17歳の頃、ウィーンにアトリエを構え、すでに大スターだった画家グスタフ・クリムトとも初めて出会う。そして、クリムトに紹介され、建築や家具などのデザインを請け負う「ウィーン工房」の仕事をするなど早熟な才能を開花させた。18歳になる年には、修道院での展覧会に初出品した。
クリムトとの出会いはシーレにとって、もうひとつ大きな転機をもたらす。それは、21歳の時クリムトから紹介された17歳のモデル、ヴァリー・ノイツィルとの恋だった。すぐに意気投合したふたりは同棲を始める。ウィーンを離れ、母の故郷であるボヘミアの小さな町クルマウに引っ越し、ミューズとなった美少女ヴァリーとともに創作に打ち込んだのだった。
■少女誘拐容疑で24日間の獄中生活
しかし、ここで問題が発生した。シーレはヴァリーと同棲しながらも、たくさんの若い少女たちをナンパし、アトリエに連れ込み裸体を描いていたのだ。そして、10代前半の少女を誘拐した容疑で逮捕され、24日間の獄中生活を送った。裁判官により、公衆の面前で絵を燃やされたものの、特別に画材が与えられ牢屋(ろうや)の中でも描き続けた。彼が獄中で書いた絵の一枚には、「自分が純化されたような気がする」という言葉が記されている。ここにシーレの考え方がはっきり示されている。

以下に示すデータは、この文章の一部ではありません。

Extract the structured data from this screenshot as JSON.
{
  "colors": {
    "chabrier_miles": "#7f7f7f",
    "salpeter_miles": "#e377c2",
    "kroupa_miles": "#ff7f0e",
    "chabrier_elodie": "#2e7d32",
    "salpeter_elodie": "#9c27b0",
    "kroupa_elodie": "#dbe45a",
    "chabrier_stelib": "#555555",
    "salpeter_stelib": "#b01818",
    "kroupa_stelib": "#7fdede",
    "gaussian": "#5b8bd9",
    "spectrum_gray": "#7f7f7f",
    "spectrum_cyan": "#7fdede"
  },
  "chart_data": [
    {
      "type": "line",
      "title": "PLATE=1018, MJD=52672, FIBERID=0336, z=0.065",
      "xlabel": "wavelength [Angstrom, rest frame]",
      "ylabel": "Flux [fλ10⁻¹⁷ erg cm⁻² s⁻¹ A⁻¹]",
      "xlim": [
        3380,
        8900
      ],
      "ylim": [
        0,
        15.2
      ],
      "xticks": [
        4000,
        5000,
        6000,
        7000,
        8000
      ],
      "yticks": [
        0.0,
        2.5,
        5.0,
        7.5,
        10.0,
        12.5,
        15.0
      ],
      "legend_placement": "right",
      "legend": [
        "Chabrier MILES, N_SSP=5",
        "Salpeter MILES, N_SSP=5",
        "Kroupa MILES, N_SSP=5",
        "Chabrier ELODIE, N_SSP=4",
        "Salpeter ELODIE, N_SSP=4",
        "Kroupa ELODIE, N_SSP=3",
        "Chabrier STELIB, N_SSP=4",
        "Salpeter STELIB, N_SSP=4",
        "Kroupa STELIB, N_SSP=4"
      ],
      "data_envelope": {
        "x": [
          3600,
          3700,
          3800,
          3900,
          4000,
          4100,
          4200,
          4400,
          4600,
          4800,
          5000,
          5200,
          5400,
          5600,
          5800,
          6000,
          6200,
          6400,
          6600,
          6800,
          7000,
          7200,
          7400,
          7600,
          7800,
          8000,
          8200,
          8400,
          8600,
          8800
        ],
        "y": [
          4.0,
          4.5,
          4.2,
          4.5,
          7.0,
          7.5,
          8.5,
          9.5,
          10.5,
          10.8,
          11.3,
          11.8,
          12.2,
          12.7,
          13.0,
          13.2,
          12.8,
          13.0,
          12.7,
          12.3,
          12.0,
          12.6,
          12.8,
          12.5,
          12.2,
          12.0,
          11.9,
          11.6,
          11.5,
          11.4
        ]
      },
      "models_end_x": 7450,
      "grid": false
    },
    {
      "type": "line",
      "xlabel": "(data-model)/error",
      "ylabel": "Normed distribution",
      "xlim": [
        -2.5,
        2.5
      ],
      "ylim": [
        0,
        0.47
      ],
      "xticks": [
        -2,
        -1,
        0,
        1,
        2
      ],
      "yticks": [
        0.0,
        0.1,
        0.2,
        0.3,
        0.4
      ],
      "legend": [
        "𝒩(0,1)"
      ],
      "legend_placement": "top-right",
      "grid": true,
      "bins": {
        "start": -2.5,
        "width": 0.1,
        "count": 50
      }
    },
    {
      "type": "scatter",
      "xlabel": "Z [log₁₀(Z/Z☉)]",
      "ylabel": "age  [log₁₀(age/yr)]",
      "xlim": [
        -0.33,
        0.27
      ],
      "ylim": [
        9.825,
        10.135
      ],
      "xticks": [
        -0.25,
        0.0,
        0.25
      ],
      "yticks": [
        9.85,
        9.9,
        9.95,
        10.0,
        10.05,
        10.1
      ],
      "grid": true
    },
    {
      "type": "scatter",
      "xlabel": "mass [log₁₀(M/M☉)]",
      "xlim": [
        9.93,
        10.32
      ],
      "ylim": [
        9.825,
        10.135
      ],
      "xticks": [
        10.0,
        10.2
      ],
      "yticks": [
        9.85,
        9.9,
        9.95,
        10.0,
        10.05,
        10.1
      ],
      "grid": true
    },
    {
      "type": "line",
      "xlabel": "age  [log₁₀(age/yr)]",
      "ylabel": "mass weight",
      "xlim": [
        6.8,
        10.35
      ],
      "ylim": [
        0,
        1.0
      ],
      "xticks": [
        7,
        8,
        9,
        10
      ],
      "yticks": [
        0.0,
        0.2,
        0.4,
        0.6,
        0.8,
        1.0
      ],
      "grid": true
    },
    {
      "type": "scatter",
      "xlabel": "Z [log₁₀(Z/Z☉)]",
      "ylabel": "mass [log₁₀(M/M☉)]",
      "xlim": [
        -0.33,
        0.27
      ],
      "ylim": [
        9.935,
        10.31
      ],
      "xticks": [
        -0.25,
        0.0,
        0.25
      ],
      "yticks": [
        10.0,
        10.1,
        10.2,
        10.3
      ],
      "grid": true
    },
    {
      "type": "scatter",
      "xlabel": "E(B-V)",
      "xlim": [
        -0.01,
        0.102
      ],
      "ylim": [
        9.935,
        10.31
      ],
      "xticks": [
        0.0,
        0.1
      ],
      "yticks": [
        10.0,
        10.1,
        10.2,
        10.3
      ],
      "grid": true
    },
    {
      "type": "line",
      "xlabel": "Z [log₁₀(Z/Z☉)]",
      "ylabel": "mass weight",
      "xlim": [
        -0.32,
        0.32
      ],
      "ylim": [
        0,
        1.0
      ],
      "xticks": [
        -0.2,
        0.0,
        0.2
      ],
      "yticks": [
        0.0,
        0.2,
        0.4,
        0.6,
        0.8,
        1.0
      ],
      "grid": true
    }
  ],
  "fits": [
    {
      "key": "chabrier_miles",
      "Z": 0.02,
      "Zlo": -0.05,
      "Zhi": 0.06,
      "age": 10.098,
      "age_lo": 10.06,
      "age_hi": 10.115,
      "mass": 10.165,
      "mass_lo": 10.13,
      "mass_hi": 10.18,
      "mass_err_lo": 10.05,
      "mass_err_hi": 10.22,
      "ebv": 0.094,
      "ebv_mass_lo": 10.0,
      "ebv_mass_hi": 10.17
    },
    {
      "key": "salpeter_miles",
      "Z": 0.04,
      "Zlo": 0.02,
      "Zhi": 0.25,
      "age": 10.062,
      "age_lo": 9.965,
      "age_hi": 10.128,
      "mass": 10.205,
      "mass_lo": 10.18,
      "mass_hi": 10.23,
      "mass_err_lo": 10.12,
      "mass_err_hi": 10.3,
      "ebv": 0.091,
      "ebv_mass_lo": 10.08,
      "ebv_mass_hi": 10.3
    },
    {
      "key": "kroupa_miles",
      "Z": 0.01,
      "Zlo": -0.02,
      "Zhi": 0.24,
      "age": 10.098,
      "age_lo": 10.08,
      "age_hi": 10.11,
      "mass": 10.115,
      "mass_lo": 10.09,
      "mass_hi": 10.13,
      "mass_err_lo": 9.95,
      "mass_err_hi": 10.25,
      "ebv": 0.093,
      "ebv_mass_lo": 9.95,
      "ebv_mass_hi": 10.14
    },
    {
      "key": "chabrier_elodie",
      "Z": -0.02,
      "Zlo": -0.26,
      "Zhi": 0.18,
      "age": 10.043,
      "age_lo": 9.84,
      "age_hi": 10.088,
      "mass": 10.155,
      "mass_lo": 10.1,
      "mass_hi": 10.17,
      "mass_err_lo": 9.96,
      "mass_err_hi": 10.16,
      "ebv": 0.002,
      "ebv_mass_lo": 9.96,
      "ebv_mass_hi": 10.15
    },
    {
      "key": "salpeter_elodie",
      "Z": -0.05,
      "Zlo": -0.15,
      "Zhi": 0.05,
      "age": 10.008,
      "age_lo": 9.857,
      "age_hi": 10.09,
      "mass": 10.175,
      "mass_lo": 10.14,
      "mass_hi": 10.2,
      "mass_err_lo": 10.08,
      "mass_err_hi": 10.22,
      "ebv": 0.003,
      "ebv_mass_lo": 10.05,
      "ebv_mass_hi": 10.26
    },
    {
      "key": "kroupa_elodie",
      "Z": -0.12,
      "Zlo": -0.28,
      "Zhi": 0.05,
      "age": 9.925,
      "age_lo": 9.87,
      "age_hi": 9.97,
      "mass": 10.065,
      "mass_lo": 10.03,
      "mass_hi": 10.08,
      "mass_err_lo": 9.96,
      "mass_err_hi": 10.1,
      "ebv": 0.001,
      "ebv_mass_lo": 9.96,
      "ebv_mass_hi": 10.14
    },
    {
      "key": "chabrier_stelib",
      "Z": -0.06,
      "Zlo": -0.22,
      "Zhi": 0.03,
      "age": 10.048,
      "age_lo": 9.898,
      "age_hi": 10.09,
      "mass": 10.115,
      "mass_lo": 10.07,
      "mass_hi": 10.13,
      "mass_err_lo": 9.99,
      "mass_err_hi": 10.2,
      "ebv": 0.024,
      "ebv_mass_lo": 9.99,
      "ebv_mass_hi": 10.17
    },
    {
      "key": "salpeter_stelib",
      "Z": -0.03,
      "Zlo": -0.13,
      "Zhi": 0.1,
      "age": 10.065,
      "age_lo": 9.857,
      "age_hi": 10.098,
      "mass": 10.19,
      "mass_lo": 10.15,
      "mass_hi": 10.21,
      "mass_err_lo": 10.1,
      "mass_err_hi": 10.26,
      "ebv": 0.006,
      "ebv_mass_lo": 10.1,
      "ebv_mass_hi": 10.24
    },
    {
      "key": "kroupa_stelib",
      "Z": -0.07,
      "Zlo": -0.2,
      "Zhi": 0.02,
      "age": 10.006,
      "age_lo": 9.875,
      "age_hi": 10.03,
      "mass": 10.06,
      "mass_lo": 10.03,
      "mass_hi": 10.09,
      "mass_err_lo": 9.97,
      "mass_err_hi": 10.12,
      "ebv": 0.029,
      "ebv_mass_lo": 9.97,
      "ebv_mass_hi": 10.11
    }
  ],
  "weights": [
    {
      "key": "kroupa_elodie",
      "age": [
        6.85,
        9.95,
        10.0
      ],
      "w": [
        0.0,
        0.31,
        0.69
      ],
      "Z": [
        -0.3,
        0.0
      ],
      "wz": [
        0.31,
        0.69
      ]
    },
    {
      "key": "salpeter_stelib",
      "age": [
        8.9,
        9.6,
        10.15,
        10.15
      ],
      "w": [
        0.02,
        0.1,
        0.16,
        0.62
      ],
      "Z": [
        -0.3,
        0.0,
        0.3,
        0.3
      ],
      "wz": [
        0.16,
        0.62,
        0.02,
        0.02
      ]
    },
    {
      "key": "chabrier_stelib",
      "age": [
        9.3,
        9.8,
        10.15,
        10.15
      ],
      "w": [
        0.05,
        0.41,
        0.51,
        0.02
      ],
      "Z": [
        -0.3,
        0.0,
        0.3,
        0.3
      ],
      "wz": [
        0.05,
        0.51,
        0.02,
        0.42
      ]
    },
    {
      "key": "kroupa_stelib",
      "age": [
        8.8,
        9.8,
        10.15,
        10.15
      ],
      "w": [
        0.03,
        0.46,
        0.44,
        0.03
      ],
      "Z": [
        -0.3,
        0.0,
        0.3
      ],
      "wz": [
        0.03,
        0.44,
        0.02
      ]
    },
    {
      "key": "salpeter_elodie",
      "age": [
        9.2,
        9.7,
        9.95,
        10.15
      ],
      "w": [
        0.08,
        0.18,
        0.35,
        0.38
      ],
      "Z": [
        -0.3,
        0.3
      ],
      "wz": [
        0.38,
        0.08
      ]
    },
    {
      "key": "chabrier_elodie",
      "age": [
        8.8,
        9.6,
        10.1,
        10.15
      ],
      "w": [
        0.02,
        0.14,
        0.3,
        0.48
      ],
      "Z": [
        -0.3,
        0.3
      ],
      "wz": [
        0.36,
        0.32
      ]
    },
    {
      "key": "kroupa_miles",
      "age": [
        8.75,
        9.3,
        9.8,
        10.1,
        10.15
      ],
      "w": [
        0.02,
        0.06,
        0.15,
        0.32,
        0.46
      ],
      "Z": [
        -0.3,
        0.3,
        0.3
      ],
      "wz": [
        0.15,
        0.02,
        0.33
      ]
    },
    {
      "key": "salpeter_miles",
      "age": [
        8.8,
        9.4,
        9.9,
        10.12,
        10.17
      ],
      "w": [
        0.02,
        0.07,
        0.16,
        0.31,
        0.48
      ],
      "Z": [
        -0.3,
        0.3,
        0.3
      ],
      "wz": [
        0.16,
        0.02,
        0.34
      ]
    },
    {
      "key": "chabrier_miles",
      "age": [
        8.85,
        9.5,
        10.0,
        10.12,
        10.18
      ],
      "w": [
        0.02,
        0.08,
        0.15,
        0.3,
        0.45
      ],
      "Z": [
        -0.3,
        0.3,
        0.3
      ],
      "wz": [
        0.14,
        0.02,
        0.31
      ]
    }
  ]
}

彼は、タブーとされた性の表現を強調すればするほど、純粋な精神に近づくと考えた。より純度の高い自分自身を描くことに挑戦したのだろう。反社会的にも思える創作の中にこそ、新しい時代の可能性があると信じていたのだ。シーレが描く過激でスピード感のある線は、鮮烈なエネルギーを強く感じさせる。音楽で言うと、激しいパンクや音の歪(ひず)みが心地いいノイズ系のロックという感じだ。
■ゴッホの激しさ、ロダンのスピード感
シーレは出所した後、クリムトから紹介してもらった資産家の支援を受け、再び制作を開始。逮捕・投獄という人生のどん底から立ち直ることができた。22歳でクリムトらの分離派展に参加し、多くの版画や詩などを創作する機会に恵まれた。
しかし、そんなシーレが憧れていたのは、命の恩人であるクリムトではなく、圧倒的にゴッホだった。特に「ひまわり」が大好きだった。ゴッホ風のひまわりをたくさん描き、彼に少しでも近づこうとした。わずか10年の間に2000点以上もの作品を残して自殺したゴッホのように、自分もなりたかったのか。
シーレは、ゴッホの病的な感性、狂気のスピード、死のイメージを武器に闘っていこうと考えていたに違いない。そして、デッサンには、フランスの彫刻家オーギュスト・ロダンの影響が最も強い。ロダンがモデルを描く時に自由にアトリエを歩かせたり、寝かせたりしてスケッチした「即興的な手法」を真似(まね)して描いた。
おそらくシーレは、ゴッホの表現主義的な激しい筆さばきに、ロダンのスピード感溢れるエロティックな線を融合させ、躍動感に満ちた新しい絵画を描きたかったのだろう。
■妻とその姉、元カノとの「四角関係」
24歳になり、ウィーンに戻ってきたシーレ。そこで、4年間も彼の創作を支えてくれた恋人のヴァリーがいたにもかかわらず、近所に住むアデーレとエーディトという姉妹に恋をしてしまう。姉妹が裕福な家柄だったため、お金に目がくらんだのか、恋人ヴァリーを捨て、妹のエーディトと結婚するのだ。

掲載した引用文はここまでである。